Netanyahu: Bennett's Comments Are His Own Opinion
Economy Minister Naftali Bennett’s comments about the idea of a Palestinian state being dead are reflective only of his own opinion, Prime Minister Binyamin Netanyahu said on Monday.
"Foreign policy is shaped by the prime minister and my view is clear,” Netanyahu told the Reuters news agency. “I will seek a negotiated settlement where you'd have a demilitarized Palestinian state that recognizes the Jewish state."
Earlier on Monday, Bennett said that the idea of establishing a Palestinian state has reached a dead end and should be forsaken.
"Never in the history of Israel has so much energy been invested in something so pointless,” Bennett said at a conference on the Jewish residents in Judea and Samaria and their depiction in the media.
"We need to go from a situation in which we try to convince people that it is a bad idea, to one in which this idea is behind us,” he said about the idea of a Palestinian state. “Anyone who travels around Judea and Samaria knows that what they say in the hallways of Oslo and Annapolis is detached from reality.”
Bennett’s remarks were blasted by the PLO’s chief negotiator, Saeb Erekat, who said they were part of a strategy to destroy any possibility for a future state.
He urged Western leaders to "hold Israel accountable for destroying the prospects of justice and peace."
For the past three years, Palestinian Authority Chairman Mahmoud Abbas has continued to impose preconditions on peace talks with the Jewish state, including a demand that Israel release terrorists who were jailed before 1993, freeze construction in Judea, Samaria and eastern Jerusalem and even present a map of the future Palestinian state before any negotiations take place.

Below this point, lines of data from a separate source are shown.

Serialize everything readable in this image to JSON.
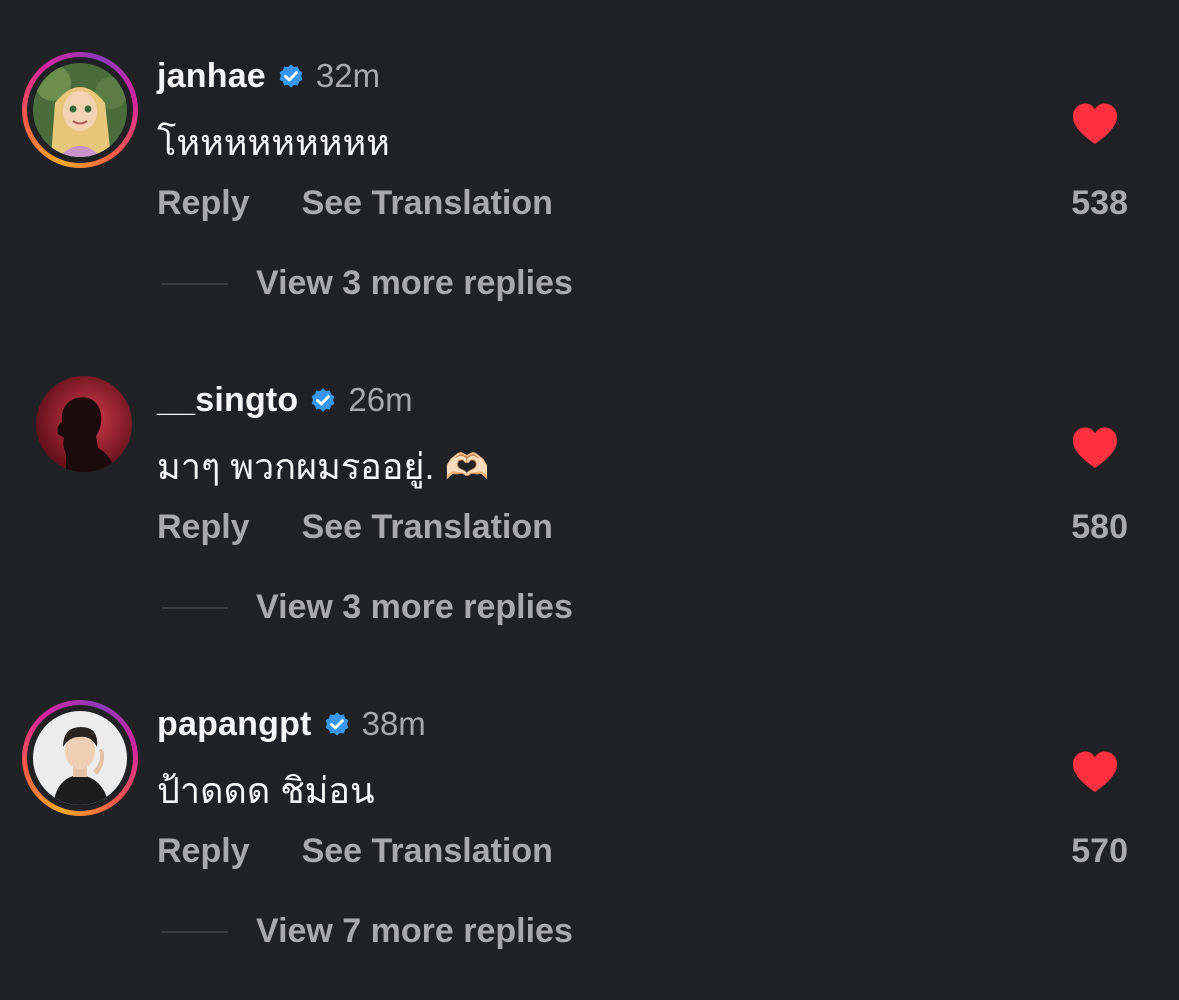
{
  "comments": [
    {
      "username": "janhae",
      "verified": true,
      "time": "32m",
      "text": "โหหหหหหหหห",
      "reply_label": "Reply",
      "translate_label": "See Translation",
      "likes": "538",
      "liked": true,
      "view_replies": "View 3 more replies",
      "story_ring": true
    },
    {
      "username": "__singto",
      "verified": true,
      "time": "26m",
      "text": "มาๆ พวกผมรออยู่. 🫶🏻",
      "reply_label": "Reply",
      "translate_label": "See Translation",
      "likes": "580",
      "liked": true,
      "view_replies": "View 3 more replies",
      "story_ring": false
    },
    {
      "username": "papangpt",
      "verified": true,
      "time": "38m",
      "text": "ป้าดดด ชิม่อน",
      "reply_label": "Reply",
      "translate_label": "See Translation",
      "likes": "570",
      "liked": true,
      "view_replies": "View 7 more replies",
      "story_ring": true
    }
  ],
  "colors": {
    "background": "#202125",
    "heart": "#ff3040",
    "verified": "#3797f0",
    "muted_text": "#a8a8ad"
  }
}
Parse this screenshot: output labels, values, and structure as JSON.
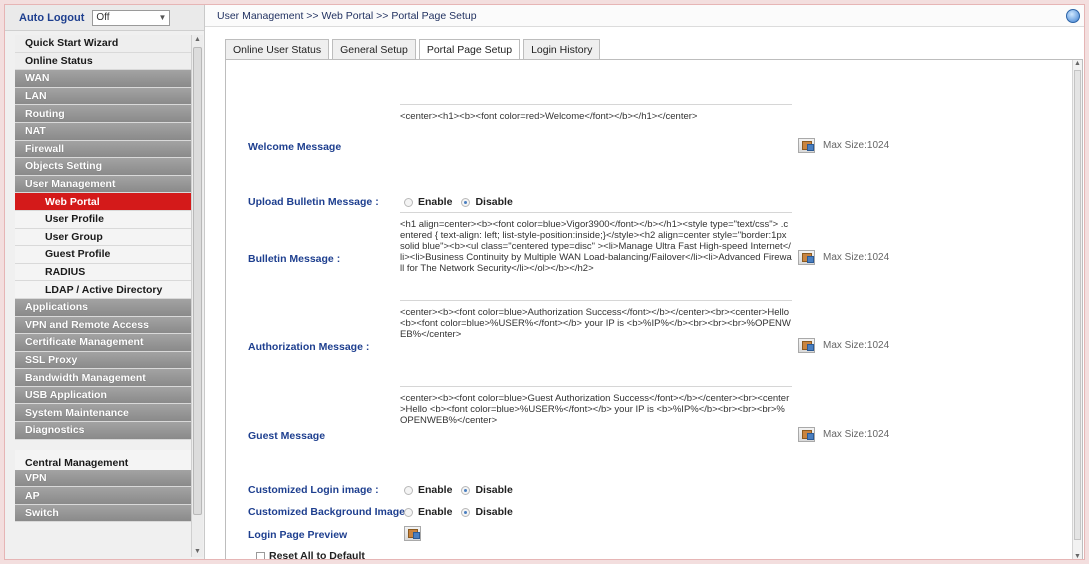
{
  "sidebar": {
    "auto_logout_label": "Auto Logout",
    "auto_logout_value": "Off",
    "items": [
      {
        "label": "Quick Start Wizard",
        "style": "light"
      },
      {
        "label": "Online Status",
        "style": "light"
      },
      {
        "label": "WAN",
        "style": "dark"
      },
      {
        "label": "LAN",
        "style": "dark"
      },
      {
        "label": "Routing",
        "style": "dark"
      },
      {
        "label": "NAT",
        "style": "dark"
      },
      {
        "label": "Firewall",
        "style": "dark"
      },
      {
        "label": "Objects Setting",
        "style": "dark"
      },
      {
        "label": "User Management",
        "style": "dark"
      },
      {
        "label": "Web Portal",
        "style": "active"
      },
      {
        "label": "User Profile",
        "style": "sub"
      },
      {
        "label": "User Group",
        "style": "sub"
      },
      {
        "label": "Guest Profile",
        "style": "sub"
      },
      {
        "label": "RADIUS",
        "style": "sub"
      },
      {
        "label": "LDAP / Active Directory",
        "style": "sub"
      },
      {
        "label": "Applications",
        "style": "dark"
      },
      {
        "label": "VPN and Remote Access",
        "style": "dark"
      },
      {
        "label": "Certificate Management",
        "style": "dark"
      },
      {
        "label": "SSL Proxy",
        "style": "dark"
      },
      {
        "label": "Bandwidth Management",
        "style": "dark"
      },
      {
        "label": "USB Application",
        "style": "dark"
      },
      {
        "label": "System Maintenance",
        "style": "dark"
      },
      {
        "label": "Diagnostics",
        "style": "dark"
      }
    ],
    "central_label": "Central Management",
    "central_items": [
      "VPN",
      "AP",
      "Switch"
    ]
  },
  "breadcrumb": "User Management >> Web Portal >> Portal Page Setup",
  "tabs": [
    {
      "label": "Online User Status",
      "active": false
    },
    {
      "label": "General Setup",
      "active": false
    },
    {
      "label": "Portal Page Setup",
      "active": true
    },
    {
      "label": "Login History",
      "active": false
    }
  ],
  "form": {
    "welcome": {
      "label": "Welcome Message",
      "value": "<center><h1><b><font color=red>Welcome</font></b></h1></center>",
      "max": "Max Size:1024"
    },
    "upload_bulletin": {
      "label": "Upload Bulletin Message :",
      "enable": "Enable",
      "disable": "Disable",
      "selected": "disable"
    },
    "bulletin": {
      "label": "Bulletin Message :",
      "value": "<h1 align=center><b><font color=blue>Vigor3900</font></b></h1><style type=\"text/css\"> .centered { text-align: left; list-style-position:inside;}</style><h2 align=center style=\"border:1px solid blue\"><b><ul class=\"centered type=disc\" ><li>Manage Ultra Fast High-speed Internet</li><li>Business Continuity by Multiple WAN Load-balancing/Failover</li><li>Advanced Firewall for The Network Security</li></ol></b></h2>",
      "max": "Max Size:1024"
    },
    "authorization": {
      "label": "Authorization Message :",
      "value": "<center><b><font color=blue>Authorization Success</font></b></center><br><center>Hello <b><font color=blue>%USER%</font></b> your IP is <b>%IP%</b><br><br><br>%OPENWEB%</center>",
      "max": "Max Size:1024"
    },
    "guest": {
      "label": "Guest Message",
      "value": "<center><b><font color=blue>Guest Authorization Success</font></b></center><br><center>Hello <b><font color=blue>%USER%</font></b> your IP is <b>%IP%</b><br><br><br>%OPENWEB%</center>",
      "max": "Max Size:1024"
    },
    "login_image": {
      "label": "Customized Login image :",
      "enable": "Enable",
      "disable": "Disable",
      "selected": "disable"
    },
    "background_image": {
      "label": "Customized Background Image",
      "enable": "Enable",
      "disable": "Disable",
      "selected": "disable"
    },
    "preview_label": "Login Page Preview",
    "reset_label": "Reset All to Default"
  },
  "colors": {
    "label_blue": "#1e3f8f",
    "active_red": "#d41a1a",
    "menu_dark": "#939393"
  }
}
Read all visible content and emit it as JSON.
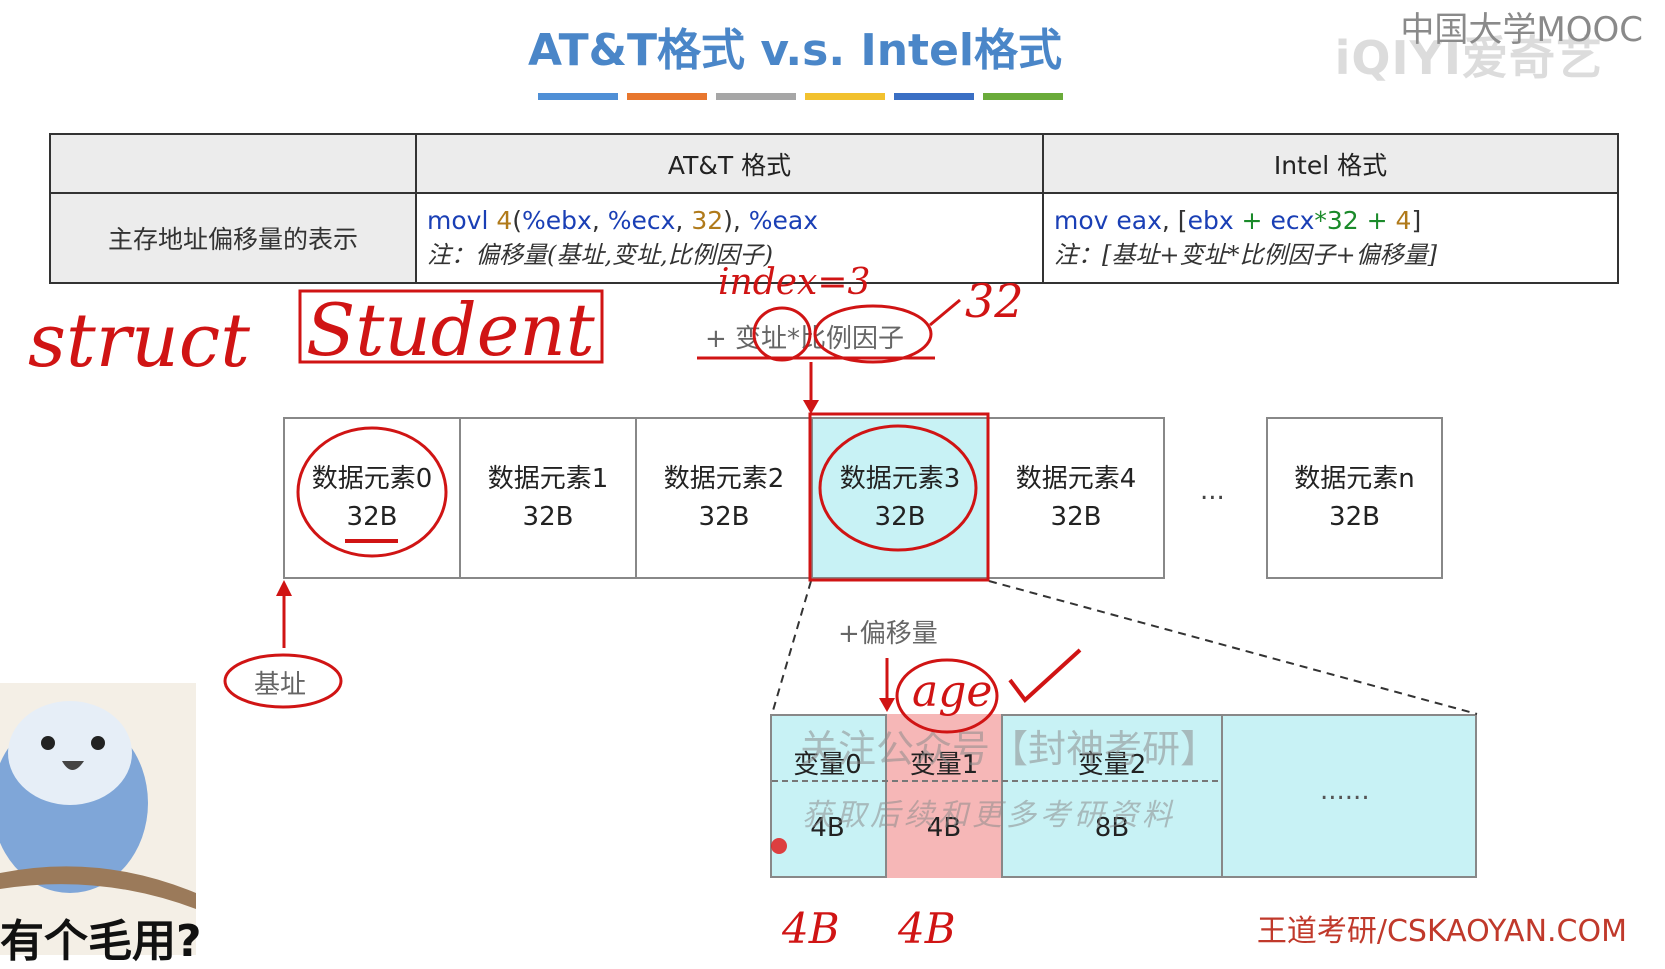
{
  "title": "AT&T格式 v.s. Intel格式",
  "logos": {
    "mooc": "中国大学MOOC",
    "iqiyi": "iQIYI爱奇艺"
  },
  "accent_colors": [
    "#4f8fd6",
    "#e8772e",
    "#a6a6a6",
    "#f2c12e",
    "#3a6fc4",
    "#6aab3a"
  ],
  "table": {
    "headers": [
      "",
      "AT&T 格式",
      "Intel 格式"
    ],
    "row_label": "主存地址偏移量的表示",
    "att": {
      "op": "movl",
      "disp": "4",
      "base": "%ebx",
      "index": "%ecx",
      "scale": "32",
      "dest": "%eax",
      "note": "注：偏移量(基址,变址,比例因子)"
    },
    "intel": {
      "op": "mov",
      "dest": "eax",
      "base": "ebx",
      "index": "ecx",
      "scale_expr": "*32",
      "disp": "4",
      "note": "注：[基址+变址*比例因子+偏移量]"
    }
  },
  "array": {
    "cells": [
      {
        "name": "数据元素0",
        "size": "32B"
      },
      {
        "name": "数据元素1",
        "size": "32B"
      },
      {
        "name": "数据元素2",
        "size": "32B"
      },
      {
        "name": "数据元素3",
        "size": "32B"
      },
      {
        "name": "数据元素4",
        "size": "32B"
      },
      {
        "name": "数据元素n",
        "size": "32B"
      }
    ],
    "ellipsis": "..."
  },
  "labels": {
    "index_scale": "+ 变址*比例因子",
    "offset": "+偏移量",
    "base": "基址"
  },
  "struct": {
    "vars": [
      {
        "name": "变量0",
        "size": "4B"
      },
      {
        "name": "变量1",
        "size": "4B"
      },
      {
        "name": "变量2",
        "size": "8B"
      }
    ],
    "ellipsis": "......"
  },
  "watermark": {
    "line1": "关注公众号【封神考研】",
    "line2": "获取后续和更多考研资料"
  },
  "handwriting": {
    "struct": "struct",
    "student": "Student",
    "index": "index=3",
    "scale": "32",
    "age": "age",
    "size_a": "4B",
    "size_b": "4B"
  },
  "footer": "王道考研/CSKAOYAN.COM",
  "subtitle_tail": "有个毛用?"
}
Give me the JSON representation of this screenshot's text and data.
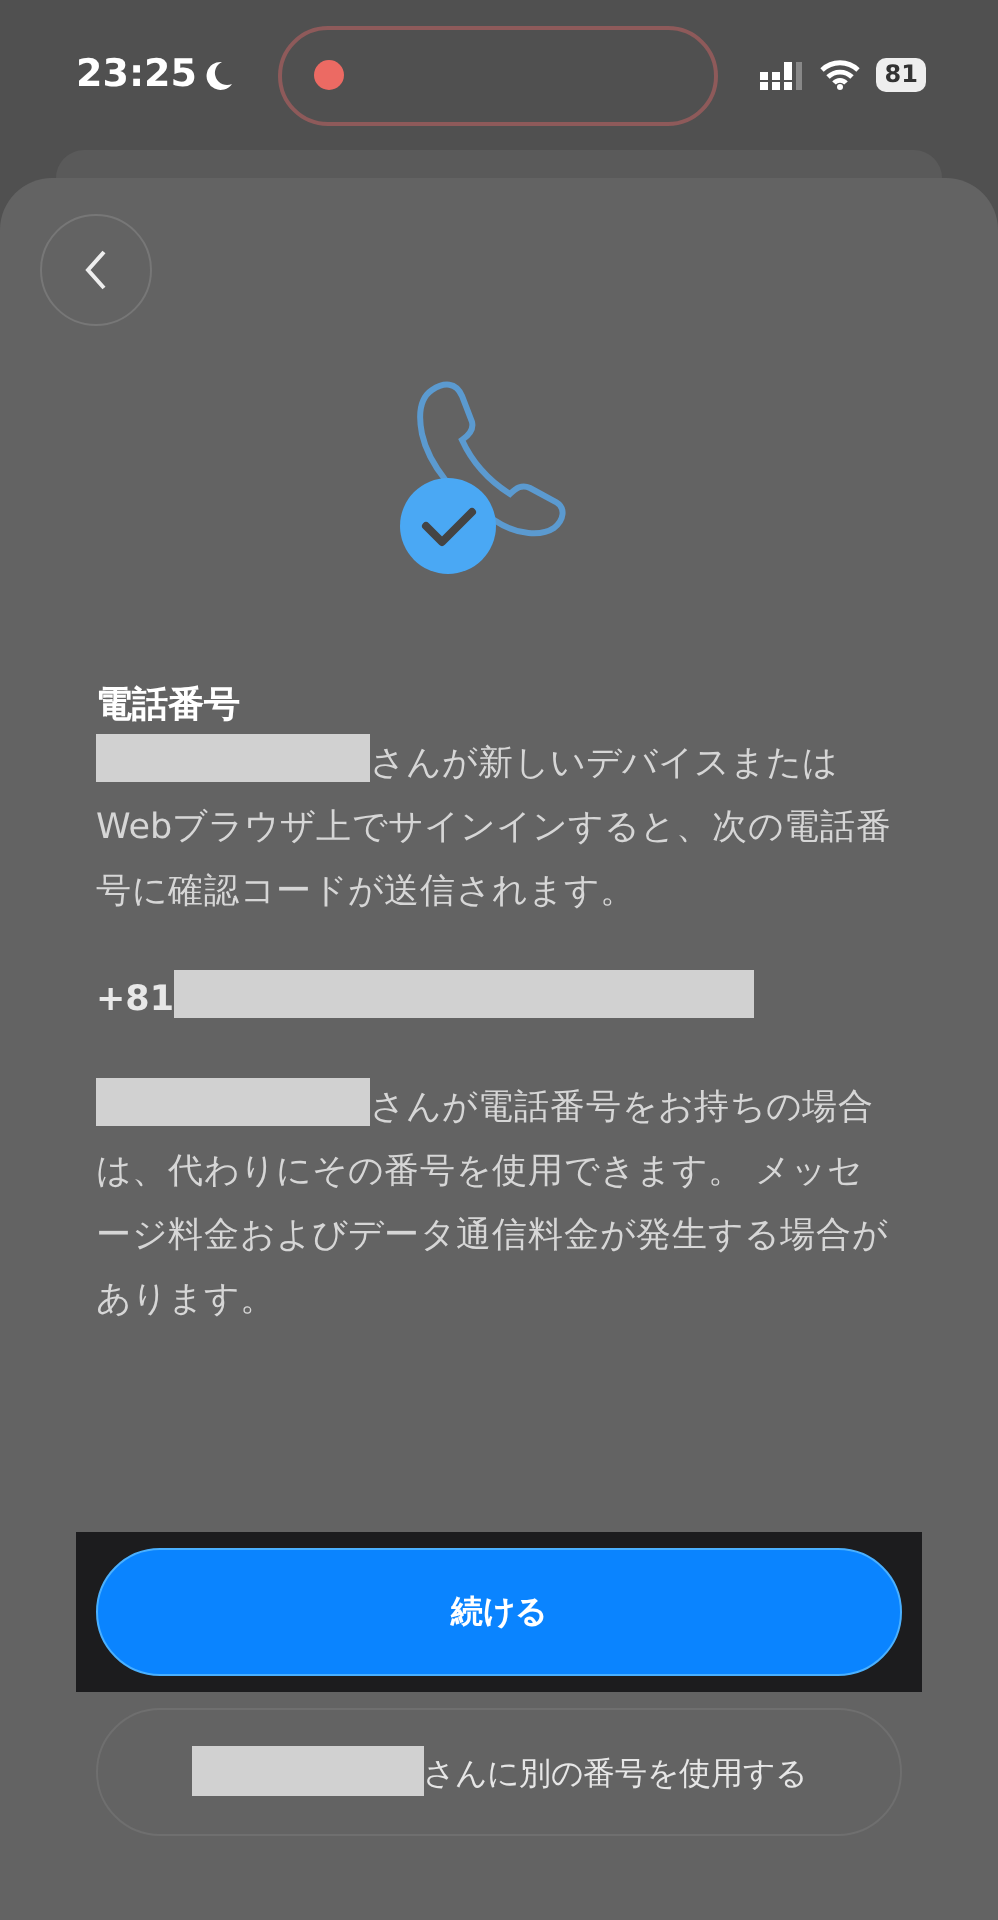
{
  "status_bar": {
    "time": "23:25",
    "battery": "81",
    "recording": true
  },
  "title": "電話番号",
  "paragraphs": [
    {
      "text": "さんが新しいデバイスまたはWebブラウザ上でサインインすると、次の電話番号に確認コードが送信されます。",
      "redacted": true
    },
    {
      "text": "+81",
      "redacted": true,
      "kind": "phone"
    },
    {
      "text": "さんが電話番号をお持ちの場合は、代わりにその番号を使用できます。 メッセージ料金およびデータ通信料金が発生する場合があります。",
      "redacted": true
    }
  ],
  "buttons": [
    {
      "label": "続ける",
      "kind": "primary",
      "redacted": false
    },
    {
      "label": "さんに別の番号を使用する",
      "kind": "secondary",
      "redacted": true
    }
  ]
}
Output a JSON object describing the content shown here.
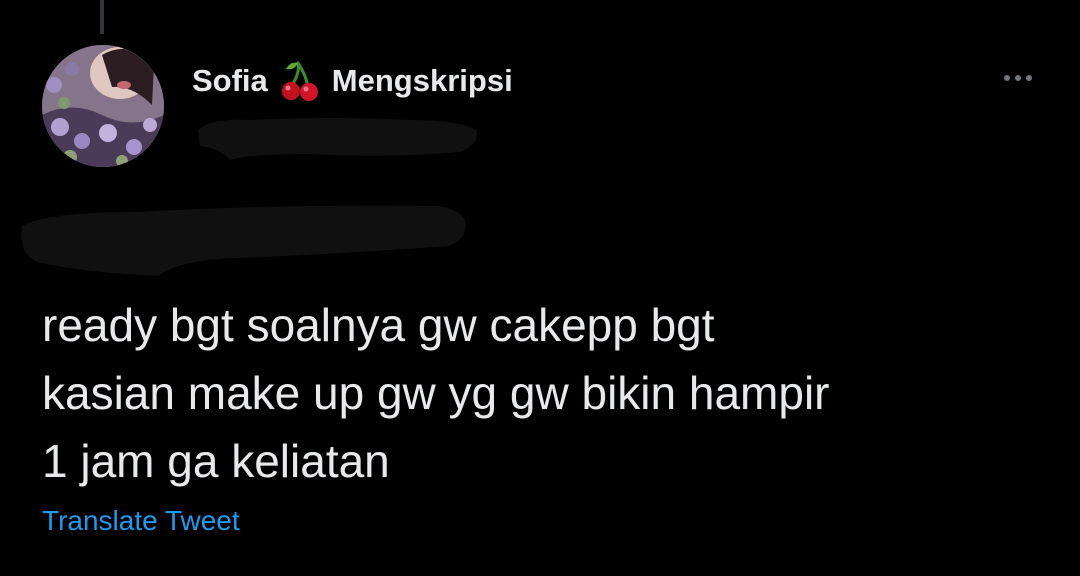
{
  "tweet": {
    "author": {
      "name_first": "Sofia",
      "name_emoji": "cherries-icon",
      "name_second": "Mengskripsi"
    },
    "text": "ready bgt soalnya gw cakepp bgt\nkasian make up gw yg gw bikin hampir\n1 jam ga keliatan",
    "translate_label": "Translate Tweet",
    "more_icon": "more-horizontal-icon"
  },
  "colors": {
    "background": "#000000",
    "text": "#e7e9ea",
    "link": "#1d9bf0",
    "muted": "#71767b"
  }
}
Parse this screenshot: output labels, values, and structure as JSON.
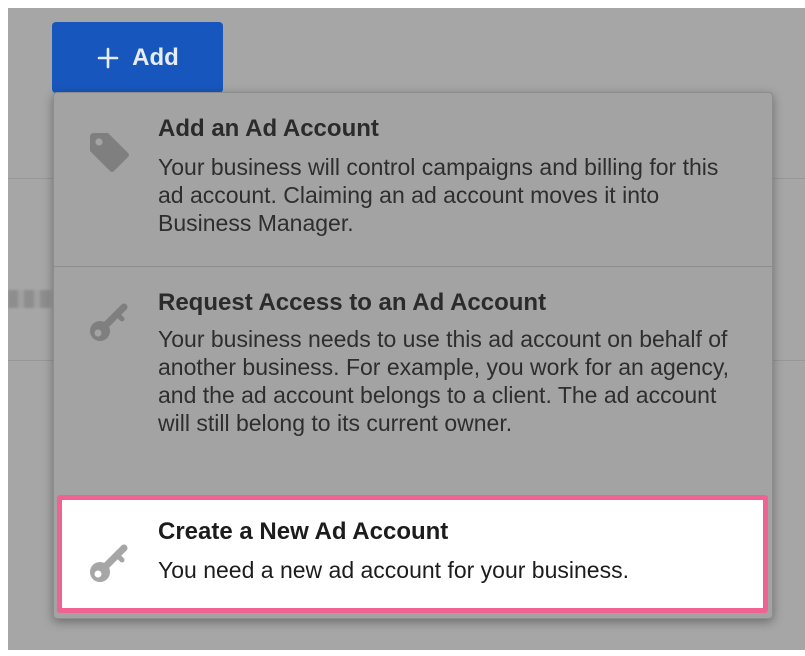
{
  "add_button": {
    "label": "Add",
    "icon": "plus-icon",
    "color": "#1757bd"
  },
  "menu": {
    "items": [
      {
        "title": "Add an Ad Account",
        "description": "Your business will control campaigns and billing for this ad account. Claiming an ad account moves it into Business Manager.",
        "icon": "tag-icon"
      },
      {
        "title": "Request Access to an Ad Account",
        "description": "Your business needs to use this ad account on behalf of another business. For example, you work for an agency, and the ad account belongs to a client. The ad account will still belong to its current owner.",
        "icon": "key-icon"
      },
      {
        "title": "Create a New Ad Account",
        "description": "You need a new ad account for your business.",
        "icon": "key-icon",
        "highlighted": true,
        "highlight_color": "#f06292"
      }
    ]
  }
}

He has repeatedly ignored calls by Netanyahu to come to the negotiating table, but has been facing pressure from U.S. Secretary of State John Kerry to resume peace talks.
During a visit to Poland last week, Netanyahu said that “it’s time to stop negotiating about the negotiations.”
"I want peace. To achieve peace, we must negotiate peace,” he said. “We want to see this American effort succeed. Israel is ready for the resumption of direct negotiations for peace without preconditions. I think it is time to stop squabbling over preconditions. I think it's time to stop negotiating about the negotiations. I think we have to start peace talks immediately.”